Se in Europa la campagna vaccinale è rallentata principalmente dalla mancanza di vaccini (oltre che da cattiva organizzazione e allarmi sanitari), nel mondo c'è un Paese che di vaccini ne produce in abbondanza, ma è comunque indietro sulla tabella di marcia delle vaccinazioni: la Cina, che pur essendo in testa alla classifica per dosi prodotte di un proprio vaccino, ha meno vaccinati rispetto, ad esempio, agli Stati Uniti (secondo in classifica per dosi prodotte).
PERCENTUALI E POPOLAZIONE. È doveroso sottolineare che è un Paese con quasi 1,4 miliardi di persone: non è certo comparabile con l'Italia o qualunque altro Paese europeo, e nemmeno con gli Stati Uniti, che hanno appena 330 milioni di abitanti. Ma pur tenendo presente questa sostanziale differenza, la Cina appare comunque indietro rispetto al rivale occidentale: parlando di dosi somministrate, gli Stati Uniti al 14 marzo erano a quota 107 milioni; la Cina, al 20 marzo, era a quota 70 milioni.

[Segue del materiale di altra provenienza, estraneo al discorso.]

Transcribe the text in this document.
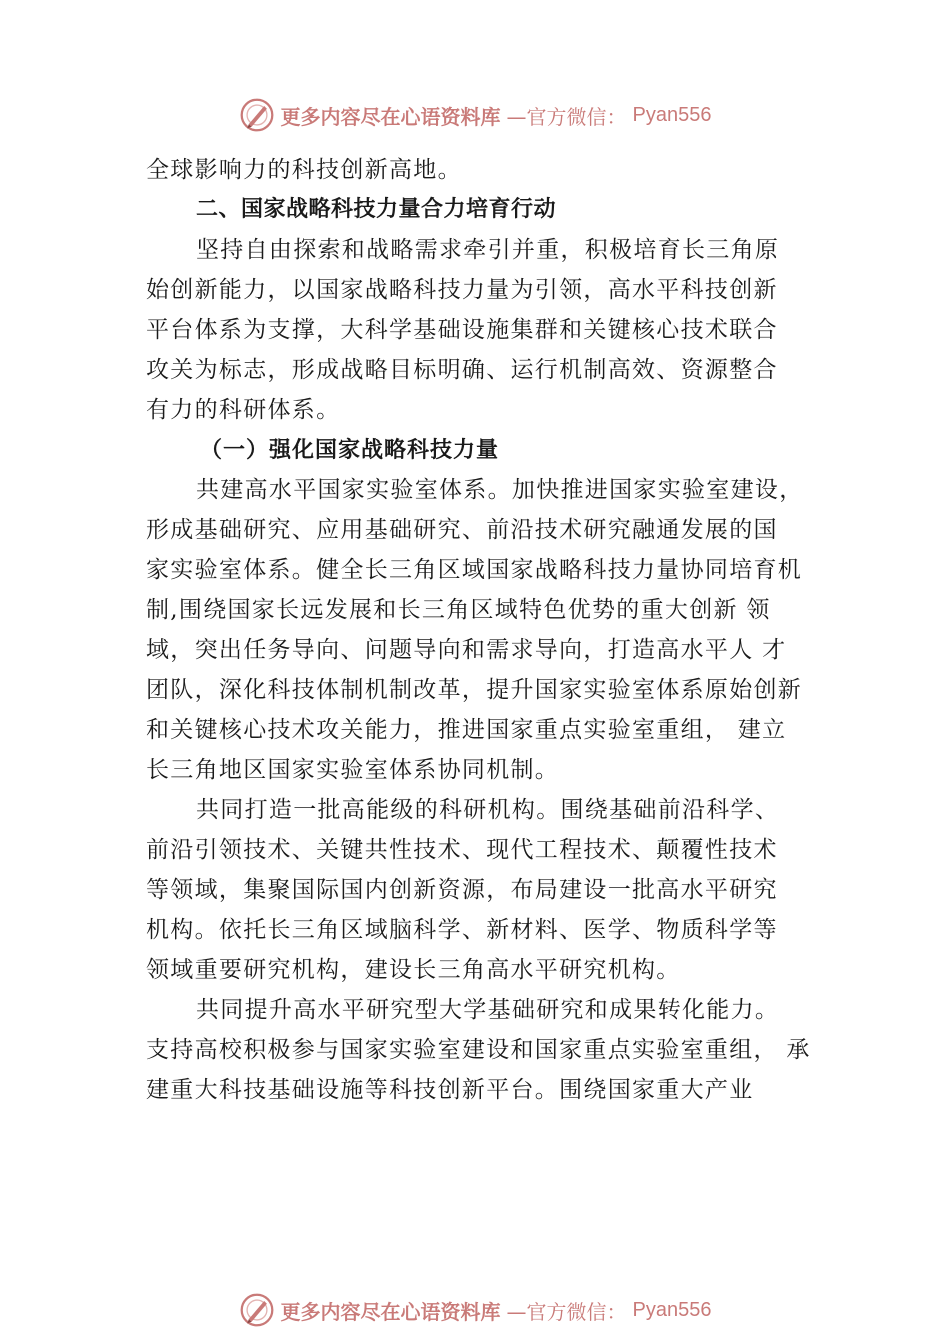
更多内容尽在心语资料库 —官方微信： Pyan556
全球影响力的科技创新高地。
二、国家战略科技力量合力培育行动
坚持自由探索和战略需求牵引并重，积极培育长三角原
始创新能力，以国家战略科技力量为引领，高水平科技创新
平台体系为支撑，大科学基础设施集群和关键核心技术联合
攻关为标志，形成战略目标明确、运行机制高效、资源整合
有力的科研体系。
（一）强化国家战略科技力量
共建高水平国家实验室体系。加快推进国家实验室建设，
形成基础研究、应用基础研究、前沿技术研究融通发展的国
家实验室体系。健全长三角区域国家战略科技力量协同培育机
制,围绕国家长远发展和长三角区域特色优势的重大创新 领
域，突出任务导向、问题导向和需求导向，打造高水平人 才
团队，深化科技体制机制改革，提升国家实验室体系原始创新
和关键核心技术攻关能力，推进国家重点实验室重组， 建立
长三角地区国家实验室体系协同机制。
共同打造一批高能级的科研机构。围绕基础前沿科学、
前沿引领技术、关键共性技术、现代工程技术、颠覆性技术
等领域，集聚国际国内创新资源，布局建设一批高水平研究
机构。依托长三角区域脑科学、新材料、医学、物质科学等
领域重要研究机构，建设长三角高水平研究机构。
共同提升高水平研究型大学基础研究和成果转化能力。
支持高校积极参与国家实验室建设和国家重点实验室重组， 承
建重大科技基础设施等科技创新平台。围绕国家重大产业
更多内容尽在心语资料库 —官方微信： Pyan556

Volendo guardare ai numeri in rapporto alla popolazione, il divario è ancora più marcato: scondo OurWorldInData, al 25 marzo in Cina erano state somministrate poco più di 6 dosi ogni 100 persone, contro le quasi 40 negli Stati Uniti (dosi che non corrispondono necessariamente al totale dei vaccinati, dato che alcuni vaccini richiedono la doppia inoculazione).

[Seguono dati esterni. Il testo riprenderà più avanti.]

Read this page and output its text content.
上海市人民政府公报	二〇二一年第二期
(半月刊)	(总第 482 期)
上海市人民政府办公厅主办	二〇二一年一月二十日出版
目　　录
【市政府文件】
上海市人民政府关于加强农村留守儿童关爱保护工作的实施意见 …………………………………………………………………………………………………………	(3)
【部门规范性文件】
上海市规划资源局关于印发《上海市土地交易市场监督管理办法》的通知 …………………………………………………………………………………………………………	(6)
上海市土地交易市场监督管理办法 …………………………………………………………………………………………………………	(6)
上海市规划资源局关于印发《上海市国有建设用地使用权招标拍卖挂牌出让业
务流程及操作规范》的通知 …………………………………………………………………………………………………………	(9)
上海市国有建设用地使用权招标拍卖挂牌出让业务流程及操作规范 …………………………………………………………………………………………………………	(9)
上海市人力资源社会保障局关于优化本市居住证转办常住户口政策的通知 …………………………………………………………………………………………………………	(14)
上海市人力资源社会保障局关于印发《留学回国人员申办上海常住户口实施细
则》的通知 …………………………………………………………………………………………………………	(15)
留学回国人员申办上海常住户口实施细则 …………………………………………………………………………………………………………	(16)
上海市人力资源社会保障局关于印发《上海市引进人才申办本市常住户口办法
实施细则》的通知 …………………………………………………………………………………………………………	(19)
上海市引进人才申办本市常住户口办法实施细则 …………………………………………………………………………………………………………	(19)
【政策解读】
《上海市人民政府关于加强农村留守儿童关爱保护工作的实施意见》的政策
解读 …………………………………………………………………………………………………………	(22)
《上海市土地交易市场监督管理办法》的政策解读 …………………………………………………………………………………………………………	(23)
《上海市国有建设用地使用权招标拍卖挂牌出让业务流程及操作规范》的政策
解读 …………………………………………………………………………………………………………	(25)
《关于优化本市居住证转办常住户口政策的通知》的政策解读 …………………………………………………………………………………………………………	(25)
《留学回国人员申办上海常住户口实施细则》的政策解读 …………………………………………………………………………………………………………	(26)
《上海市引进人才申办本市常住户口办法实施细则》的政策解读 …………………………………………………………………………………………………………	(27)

Perché la campagna vaccinale in Cina procede così lentamente?
Secondo l'Economist è da escludere che la campagna vaccinale vada a rilento a causa della resistenza dei cinesi al vaccino: al contrario, i dati mostrano che l'85% della popolazione è favorevole alla vaccinazione anticovid.
Un ruolo importante lo giocherebbe invece la cosiddetta diplomazia vaccinale: come spiega l'Economist, Xi Jinping (presidente della Repubblica Popolare Cinese) aveva annunciato lo scorso maggio che i vaccini cinesi sarebbero stati "un bene pubblico globale". Le aziende produttrici hanno firmato contratti con oltre 12 Stati esteri per esportare mezzo miliardo di dosi, e il governo si è impegnato a fornire aiuto vaccinale a 53 Paesi.
Diplomazia vaccinale. Questo apparente altruismo, spiega il giornale britannico, sarebbe in realtà frutto di un do ut des: il governo cinese avrebbe infatti condotto i trial di fase 3 dei propri vaccini in alcuni Paesi (tra cui Brasile, Indonesia, Pakistan e Perù), ai quali in cambio avrebbe promesso un invio prioritario delle dosi. Questo perché, avendo quasi eradicato il virus, la Cina non avrebbe potuto condurre le prove internamente, poiché le probabilità di venire contagiati - e verificare l'efficacia del vaccino - erano (e sono tuttora) minime.
Nessuna fretta. Il fatto che la CoViD-19 sia stata praticamente debellata ci porta all'ultimo punto della questione: la mancanza di urgenza.
A differenza del mondo occidentale, dove i governi lottano contro il tempo per fermare l'avanzata del SARS-CoV-2, in Cina il virus è da tempo sotto controllo: con poco più di 160 casi ancora attivi in tutto il Paese, la popolazione non ha fretta di vaccinarsi. In definitiva, nonostante il popolo cinese non sia contrario al vaccino, un cittadino su tre non sente l'urgenza di vaccinarsi poiché non percepisce più la minaccia.
Più un Paese è a rischio, questo è chiaro, più il vaccino è visto come una panacea. Bisogna però considerare che, per ritornare alla tanto agognata normalità, non si può guardare solo al proprio orticello: perché di questo passo il resto del mondo raggiungerà l'immunità prima della Cina, che rimarrà chiusa nella sua "gabbia dorata" e dovrà convincere i propri cittadini che va bene così. La Repubblica Popolare Cinese, dal canto suo, punta a vaccinare il 40% della popolazione entro la fine di luglio 2021: vedremo nei prossimi mesi se riusciranno a raggiungere questo ambizioso obiettivo.